All of this poses a painful question for affordable housing service providers and housing justice organizers at large. When Baker began to consider whether he would extend the state’s eviction moratorium, whom did he listen to and consult with? The Eviction Diversion, while better than nothing, was a conscious decision to not afford tenants the broad protective measure of extending the moratorium through the winter—it was a decision to again let landlords have the final say. Its protections consist of the “softer” measures that community development corporations suggested during their lobby days with Baker, even before the pandemic. But grassroots organizing groups that threw their weight behind a moratorium extension and more help for small landlords are not invited to meet with the governor each year. “We certainly don’t have the governor’s number,” Simon-Hoads says. “We don’t have a way to communicate with Baker’s high-level staff. For that matter, we had trouble getting meetings with the Senate chair of the Housing Committee, who represents Lynn—our own community—in the State Senate.”

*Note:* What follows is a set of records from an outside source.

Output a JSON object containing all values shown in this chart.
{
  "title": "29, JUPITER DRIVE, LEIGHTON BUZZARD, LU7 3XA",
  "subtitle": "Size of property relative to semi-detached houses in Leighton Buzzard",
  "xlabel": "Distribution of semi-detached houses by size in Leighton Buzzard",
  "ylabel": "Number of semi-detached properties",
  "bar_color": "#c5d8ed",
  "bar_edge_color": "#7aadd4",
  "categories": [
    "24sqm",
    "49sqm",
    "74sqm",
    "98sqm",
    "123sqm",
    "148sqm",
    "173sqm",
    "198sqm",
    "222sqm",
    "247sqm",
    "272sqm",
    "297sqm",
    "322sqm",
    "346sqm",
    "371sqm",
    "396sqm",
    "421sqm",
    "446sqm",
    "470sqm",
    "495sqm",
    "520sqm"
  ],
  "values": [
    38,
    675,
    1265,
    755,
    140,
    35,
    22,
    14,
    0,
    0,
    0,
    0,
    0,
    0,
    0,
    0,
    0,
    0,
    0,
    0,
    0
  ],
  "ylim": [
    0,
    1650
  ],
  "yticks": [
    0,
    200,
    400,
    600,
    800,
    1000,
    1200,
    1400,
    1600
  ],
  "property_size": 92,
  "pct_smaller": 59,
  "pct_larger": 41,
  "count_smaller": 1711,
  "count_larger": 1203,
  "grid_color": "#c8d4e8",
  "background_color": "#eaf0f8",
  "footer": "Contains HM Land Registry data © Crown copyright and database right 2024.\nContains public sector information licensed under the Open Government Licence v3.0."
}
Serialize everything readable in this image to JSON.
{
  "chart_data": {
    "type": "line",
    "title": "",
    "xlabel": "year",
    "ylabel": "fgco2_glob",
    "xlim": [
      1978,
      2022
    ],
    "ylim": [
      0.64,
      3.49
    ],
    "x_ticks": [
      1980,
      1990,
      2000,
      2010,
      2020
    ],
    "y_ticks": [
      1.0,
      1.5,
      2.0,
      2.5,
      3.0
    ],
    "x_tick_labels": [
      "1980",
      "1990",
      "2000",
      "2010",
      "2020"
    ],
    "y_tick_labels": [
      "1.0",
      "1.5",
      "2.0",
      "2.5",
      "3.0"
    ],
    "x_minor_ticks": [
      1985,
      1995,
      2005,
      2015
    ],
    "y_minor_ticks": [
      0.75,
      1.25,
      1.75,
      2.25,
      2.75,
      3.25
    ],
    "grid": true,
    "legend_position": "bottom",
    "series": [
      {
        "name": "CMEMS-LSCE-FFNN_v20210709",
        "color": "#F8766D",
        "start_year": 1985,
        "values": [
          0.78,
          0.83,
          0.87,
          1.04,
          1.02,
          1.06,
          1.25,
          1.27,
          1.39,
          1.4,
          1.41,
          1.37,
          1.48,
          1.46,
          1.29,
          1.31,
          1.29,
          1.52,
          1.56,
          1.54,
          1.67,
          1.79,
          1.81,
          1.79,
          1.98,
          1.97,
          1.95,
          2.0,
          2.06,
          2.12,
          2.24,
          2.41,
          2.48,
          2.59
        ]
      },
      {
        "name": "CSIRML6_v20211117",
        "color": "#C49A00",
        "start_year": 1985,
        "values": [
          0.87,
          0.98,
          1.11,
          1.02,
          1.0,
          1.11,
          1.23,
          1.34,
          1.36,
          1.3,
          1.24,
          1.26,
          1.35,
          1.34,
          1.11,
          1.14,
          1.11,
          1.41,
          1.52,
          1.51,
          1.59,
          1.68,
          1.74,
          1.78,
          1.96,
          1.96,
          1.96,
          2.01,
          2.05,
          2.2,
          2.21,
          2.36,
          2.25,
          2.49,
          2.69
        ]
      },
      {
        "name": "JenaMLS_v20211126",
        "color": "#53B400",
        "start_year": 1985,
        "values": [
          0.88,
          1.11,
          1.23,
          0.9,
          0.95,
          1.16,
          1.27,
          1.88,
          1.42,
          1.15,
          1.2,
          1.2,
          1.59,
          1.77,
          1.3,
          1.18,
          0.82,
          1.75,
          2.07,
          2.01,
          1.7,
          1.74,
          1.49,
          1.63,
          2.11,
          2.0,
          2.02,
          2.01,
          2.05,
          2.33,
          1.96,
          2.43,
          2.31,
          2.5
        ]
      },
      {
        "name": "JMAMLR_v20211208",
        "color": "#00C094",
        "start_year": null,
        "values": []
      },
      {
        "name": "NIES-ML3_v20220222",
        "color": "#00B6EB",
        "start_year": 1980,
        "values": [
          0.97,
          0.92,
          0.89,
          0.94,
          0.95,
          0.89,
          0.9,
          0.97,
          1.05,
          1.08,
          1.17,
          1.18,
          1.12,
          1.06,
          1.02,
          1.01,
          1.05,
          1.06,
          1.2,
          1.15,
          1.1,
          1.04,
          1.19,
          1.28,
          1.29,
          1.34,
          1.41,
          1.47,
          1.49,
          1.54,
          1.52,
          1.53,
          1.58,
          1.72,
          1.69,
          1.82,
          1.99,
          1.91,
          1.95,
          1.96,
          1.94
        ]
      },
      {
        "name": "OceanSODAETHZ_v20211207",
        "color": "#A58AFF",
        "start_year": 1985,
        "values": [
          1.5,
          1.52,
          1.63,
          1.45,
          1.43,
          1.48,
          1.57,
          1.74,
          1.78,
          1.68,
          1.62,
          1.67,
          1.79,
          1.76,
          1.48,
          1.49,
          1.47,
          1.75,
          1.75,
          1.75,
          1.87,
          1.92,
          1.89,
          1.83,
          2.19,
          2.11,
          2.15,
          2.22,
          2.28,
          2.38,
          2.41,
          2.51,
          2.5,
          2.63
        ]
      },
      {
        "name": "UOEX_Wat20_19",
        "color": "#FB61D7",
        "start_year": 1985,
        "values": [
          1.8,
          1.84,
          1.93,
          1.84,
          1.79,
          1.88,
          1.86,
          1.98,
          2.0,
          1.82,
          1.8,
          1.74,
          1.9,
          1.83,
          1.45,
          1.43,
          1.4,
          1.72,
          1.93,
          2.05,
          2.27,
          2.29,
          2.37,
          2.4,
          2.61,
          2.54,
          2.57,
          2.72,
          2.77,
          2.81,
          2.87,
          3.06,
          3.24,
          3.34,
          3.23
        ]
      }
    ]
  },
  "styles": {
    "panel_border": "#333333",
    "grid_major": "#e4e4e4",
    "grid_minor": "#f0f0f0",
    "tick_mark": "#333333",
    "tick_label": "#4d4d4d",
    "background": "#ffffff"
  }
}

Perhaps, as winter cloaks the nation in a predicted second, worse wave of death, misery, and economic distress, it’s time to reflect on the remarkable coalescence that did occur in Massachusetts near the beginning of the pandemic. Back then, as COVID arrived in cities like Boston, grassroots organizers from the trenches of eviction proceedings and affordable housing service providers and associations with more direct access to policymakers came together to create and advocate for a codified ban on evictions: a consensus that during a pandemic, deciding whether or not someone has housing must be guaranteed by the state, and not left to property owners. This was unprecedented. It yielded an eviction moratorium with the best tenant protections in the country at the time.

Imagine if all of the parties responsible for the moratorium had been able to speak into  Baker’s ear this summer, on the same Zoom meeting as the eviction ban expiration drew closer.

Consider what consensus that meeting with the governor might have produced.